El juez Clay escribió que “las cifras en este caso dan una imagen abrumadora”: el Dr. Siddall identificó 10 factores atenuantes; el abogado defensor recibió el informe de Siddall “tan sólo cinco días” antes de la fase de determinación de la pena; sólo se citó a dos testigos para dar un testimonio atenuante; la totalidad de los argumentos atenuantes ocupaban únicamente 40 páginas de transcripción; y la argumentación final de la defensa sólo ocupaba 10 páginas de transcripción, “culminando con una historia de dos páginas y media sobre el antiguo filósofo y orador griego Esquilo”, cuya conclusión fue que el abogado de Hartman dijo al jurado: “la respuesta está en su mano”. Según el juez Clay, tanto cuantitativa como cualitativamente, “la actuación de la defensa quedó por debajo de las normas profesionales establecidas”.

En febrero de 2009, la Junta de Libertad Condicional de Ohio examinó la solicitud de indulto de Hartman. En ella se reiteraba que el abogado que defendió a Hartman en el juicio sólo presentó al jurado “una pequeña porción de la historia de Hartman […] unos cuantos incidentes aislados […] sin explicar cómo habían afectado a su desarrollo o su comportamiento […] Es evidente que el caos, los constantes traslados, el aislamiento, el rechazo y los abusos psicológicos que Brett sufrió de niño tuvieron efectos sumamente negativos en su desarrollo”. La Junta rechazó esa alegación por considerarla “sin fundamento”. Según la Junta, “Brett Hartman recibió un juicio justo en el que el jurado escuchó su historia personal”.
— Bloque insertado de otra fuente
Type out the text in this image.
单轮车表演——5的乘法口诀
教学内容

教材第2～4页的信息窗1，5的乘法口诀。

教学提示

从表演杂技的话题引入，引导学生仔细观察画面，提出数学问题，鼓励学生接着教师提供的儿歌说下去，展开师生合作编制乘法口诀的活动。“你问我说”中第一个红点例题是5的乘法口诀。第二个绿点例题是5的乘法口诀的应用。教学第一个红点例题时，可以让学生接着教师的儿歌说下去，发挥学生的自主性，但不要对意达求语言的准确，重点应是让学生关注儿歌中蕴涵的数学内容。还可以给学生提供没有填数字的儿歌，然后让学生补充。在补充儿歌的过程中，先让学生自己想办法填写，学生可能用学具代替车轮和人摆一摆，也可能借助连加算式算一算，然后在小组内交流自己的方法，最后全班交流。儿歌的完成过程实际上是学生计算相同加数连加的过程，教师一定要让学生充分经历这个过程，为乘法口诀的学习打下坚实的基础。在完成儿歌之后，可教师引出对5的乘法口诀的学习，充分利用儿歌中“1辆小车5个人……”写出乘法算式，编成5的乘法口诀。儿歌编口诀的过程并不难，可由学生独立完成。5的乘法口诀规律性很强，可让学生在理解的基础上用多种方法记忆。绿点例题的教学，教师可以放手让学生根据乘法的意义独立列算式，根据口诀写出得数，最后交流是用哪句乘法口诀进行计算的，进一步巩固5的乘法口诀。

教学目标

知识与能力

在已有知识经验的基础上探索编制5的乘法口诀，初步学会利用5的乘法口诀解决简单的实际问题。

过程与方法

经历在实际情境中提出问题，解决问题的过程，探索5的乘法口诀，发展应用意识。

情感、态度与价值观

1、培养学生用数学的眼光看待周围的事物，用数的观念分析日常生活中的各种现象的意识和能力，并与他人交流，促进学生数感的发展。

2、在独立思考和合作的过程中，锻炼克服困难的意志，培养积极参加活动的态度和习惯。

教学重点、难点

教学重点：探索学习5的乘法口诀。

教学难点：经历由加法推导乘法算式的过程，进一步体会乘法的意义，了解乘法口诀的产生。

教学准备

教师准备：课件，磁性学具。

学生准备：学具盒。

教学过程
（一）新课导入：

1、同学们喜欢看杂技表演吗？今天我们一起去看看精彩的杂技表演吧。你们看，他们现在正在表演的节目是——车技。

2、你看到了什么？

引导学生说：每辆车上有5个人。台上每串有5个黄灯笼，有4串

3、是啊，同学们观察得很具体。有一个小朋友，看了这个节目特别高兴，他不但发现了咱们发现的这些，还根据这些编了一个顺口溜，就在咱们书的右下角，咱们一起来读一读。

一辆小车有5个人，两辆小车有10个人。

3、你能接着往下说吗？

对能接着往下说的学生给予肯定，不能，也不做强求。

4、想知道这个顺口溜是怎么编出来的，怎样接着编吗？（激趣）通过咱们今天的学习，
Durante su estancia en el “corredor de la muerte”, Brett Hartman ha realizado estudios jurídicos y se ha ordenado como ministro de la Iglesia, además de impartir clases de pintura. La Junta ha concluido que, “pese a sus logros en prisión, no hay buenas obras suficientes para mitigar los horrores y la brutalidad de su crimen”. La Junta escuchó el testimonio de una amiga de Winda Snipes, “en nombre de la víctima y de la familia de la víctima”, y señaló que “la familia de la víctima quiere que la ejecución de Brett Hartman siga adelante”.

Brett Hartman dijo a la Junta que él no había matado a Winda Snipes. Escribió: “Siempre me he sentido fatal por su muerte, por la manera en que murió y la forma en que eso ha afectado a su familia. Nadie debería tener que soportar lo que Winda soportó, y ninguna familia debería perder a un ser querido como su familia perdió a Winda”. La Junta concluyó que, pese a las pruebas que apuntaban a su culpabilidad, “no muestra remordimientos”, y denegó el indulto.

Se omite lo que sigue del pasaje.